- Born: 11 September 1890 Kolozsvár, Austria-Hungary
- Died: 4 August 1933 (aged 42) Berlin, Germany
- Scientific career
- Fields: Physical chemistry
- Institutions: Fritz Haber Institute of the Max Planck Society;

= Stefan von Bogdándy =

Stefan von Bogdándy (Bogdándy István) (11 September 1890 – 4 August 1933) was a Hungarian physician and physical chemist. He was a close collaborator of Michael Polanyi.

He was born in Kolozsvár in the Kingdom of Hungary (now Cluj-Napoca, Romania), to a noble Hungarian, Roman Catholic family. His father Alexander (Sándor) von Bogdándy (Bogdándy Sándor) was a government official.

He studied medicine in Kolozsvár, and worked as a teaching assistant at the Physiological Institute of the University of Budapest early in his career. He moved to Berlin in the 1920s to work for Fritz Haber at the Kaiser Wilhelm Institute for Physical Chemistry and Electrochemistry. In Berlin he became a close collaborator of Michael Polanyi. Together with Polanyi, he "developed the highly-dilute flame techniques pioneered by the Haber and Zisch into a powerful tool for studying simple reaction rates through chemiluminescence."

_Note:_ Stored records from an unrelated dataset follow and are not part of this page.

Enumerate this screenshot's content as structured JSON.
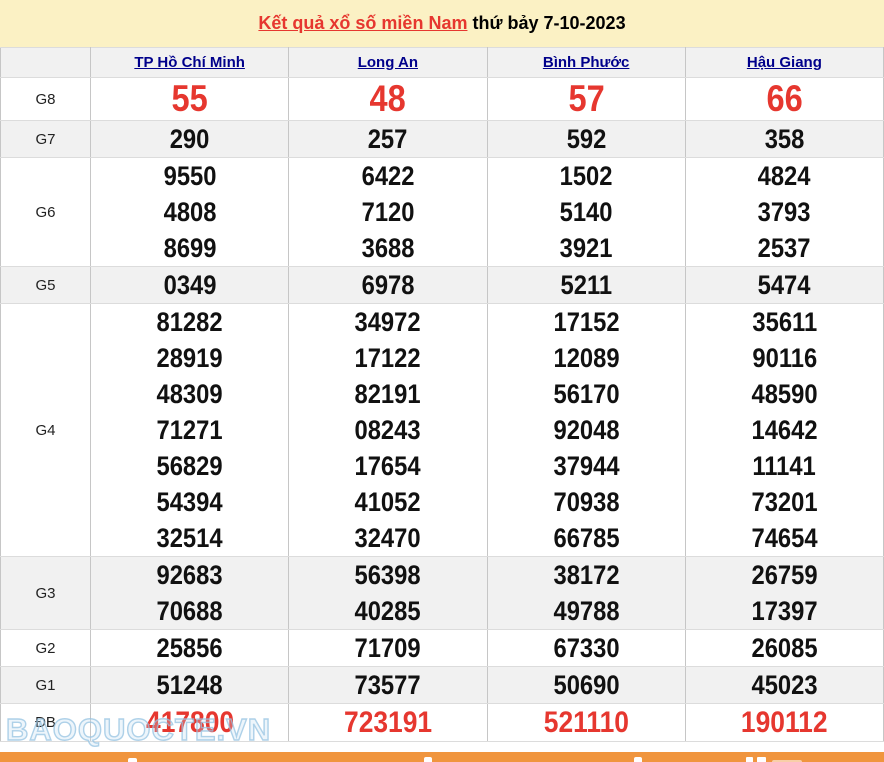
{
  "title": {
    "link_text": "Kết quả xổ số miền Nam",
    "suffix_text": " thứ bảy 7-10-2023"
  },
  "table": {
    "columns": [
      "TP Hồ Chí Minh",
      "Long An",
      "Bình Phước",
      "Hậu Giang"
    ],
    "rows": [
      {
        "label": "G8",
        "style": "r-large",
        "shaded": false,
        "values": [
          [
            "55"
          ],
          [
            "48"
          ],
          [
            "57"
          ],
          [
            "66"
          ]
        ]
      },
      {
        "label": "G7",
        "style": "",
        "shaded": true,
        "values": [
          [
            "290"
          ],
          [
            "257"
          ],
          [
            "592"
          ],
          [
            "358"
          ]
        ]
      },
      {
        "label": "G6",
        "style": "",
        "shaded": false,
        "values": [
          [
            "9550",
            "4808",
            "8699"
          ],
          [
            "6422",
            "7120",
            "3688"
          ],
          [
            "1502",
            "5140",
            "3921"
          ],
          [
            "4824",
            "3793",
            "2537"
          ]
        ]
      },
      {
        "label": "G5",
        "style": "",
        "shaded": true,
        "values": [
          [
            "0349"
          ],
          [
            "6978"
          ],
          [
            "5211"
          ],
          [
            "5474"
          ]
        ]
      },
      {
        "label": "G4",
        "style": "",
        "shaded": false,
        "values": [
          [
            "81282",
            "28919",
            "48309",
            "71271",
            "56829",
            "54394",
            "32514"
          ],
          [
            "34972",
            "17122",
            "82191",
            "08243",
            "17654",
            "41052",
            "32470"
          ],
          [
            "17152",
            "12089",
            "56170",
            "92048",
            "37944",
            "70938",
            "66785"
          ],
          [
            "35611",
            "90116",
            "48590",
            "14642",
            "11141",
            "73201",
            "74654"
          ]
        ]
      },
      {
        "label": "G3",
        "style": "",
        "shaded": true,
        "values": [
          [
            "92683",
            "70688"
          ],
          [
            "56398",
            "40285"
          ],
          [
            "38172",
            "49788"
          ],
          [
            "26759",
            "17397"
          ]
        ]
      },
      {
        "label": "G2",
        "style": "",
        "shaded": false,
        "values": [
          [
            "25856"
          ],
          [
            "71709"
          ],
          [
            "67330"
          ],
          [
            "26085"
          ]
        ]
      },
      {
        "label": "G1",
        "style": "",
        "shaded": true,
        "values": [
          [
            "51248"
          ],
          [
            "73577"
          ],
          [
            "50690"
          ],
          [
            "45023"
          ]
        ]
      },
      {
        "label": "ĐB",
        "style": "r-med",
        "shaded": false,
        "values": [
          [
            "417800"
          ],
          [
            "723191"
          ],
          [
            "521110"
          ],
          [
            "190112"
          ]
        ]
      }
    ]
  },
  "watermark": "BAOQUOCTE.VN",
  "colors": {
    "title_background": "#fbf1c4",
    "accent_red": "#e6372f",
    "header_link_navy": "#00008b",
    "shaded_row": "#f1f1f1",
    "bottom_bar_orange": "#f0953e"
  }
}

While he was known as Bogdándy István in Hungarian, he used the German version of his name, Stefan (von) Bogdándy, in international contexts, as was common practice among Hungarians. In German and English, the family name is often spelled Bogdandy without the accent, and the given name is sometimes also spelled Stephan. The noble particle von is also sometimes omitted. He was the father of the metallurgist and industrial executive Ludwig von Bogdandy and the grandfather of the legal scholar Armin von Bogdandy. Bogdándy died at Berlin in 1933.